Savannah
Linear Abstraction at the SCAD Museum of Art
Abstraction is dead! Long live abstraction! In Linear Abstraction, the SCAD Museum of Art negotiates the status of nonrepresentational work as it exists in the 21st century and includes work in various media, including painting, sculpture, photography, and digital formats. While the exhibition seeks to trace commonalities between contemporary practices by engaging somewhat diverse uses or ideas of lines, the resulting effect points succinctly to the broader condition of 21st-century abstraction.

Phillip Stearns.

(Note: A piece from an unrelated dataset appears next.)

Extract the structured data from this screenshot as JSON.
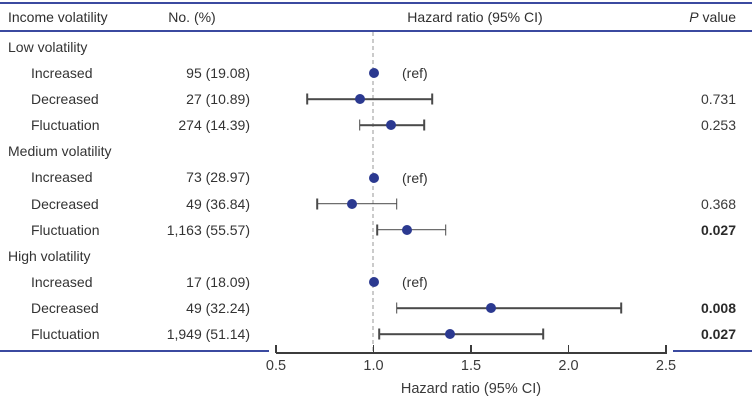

Linear Abstraction, 2015; installation view, Gutstein Gallery, Savannah College of Art and Design, Savannah, Georgia. Courtesy of the Savannah College of Art and Design. Photo: Marc Newton.
As its title so aptly demonstrates, the show uses the concept of the line—or more specifically, the hard-edged line—as a starting point in exploring how contemporary artists approach abstraction. Obviously, lines are omnipresent in art—in fact, it would be hard to preclude artists from being in the show if the engagement of lines were the only criteria. Visitors to this exhibition may also remember the Museum of Modern Art’s On Line, presented in late 2010 in New York. This exhibition attempted to explore the use of the line throughout modern art; in the end, predictably, artworks filled every wall of every gallery, showing the ubiquity of this most fundamental of formal devices.
Avoiding a survey-like mentality, Linear Abstraction uses the line as a lens in which to view specific works, and in turn the curators have created a show that comments not so much on the deliberate use of line, but instead on trends within contemporary abstraction. By using the word linear in the title, viewers are forced to reconcile each work with the idea of the line. Thus the curators have created an environment in which the works are meant to be read in a specific way.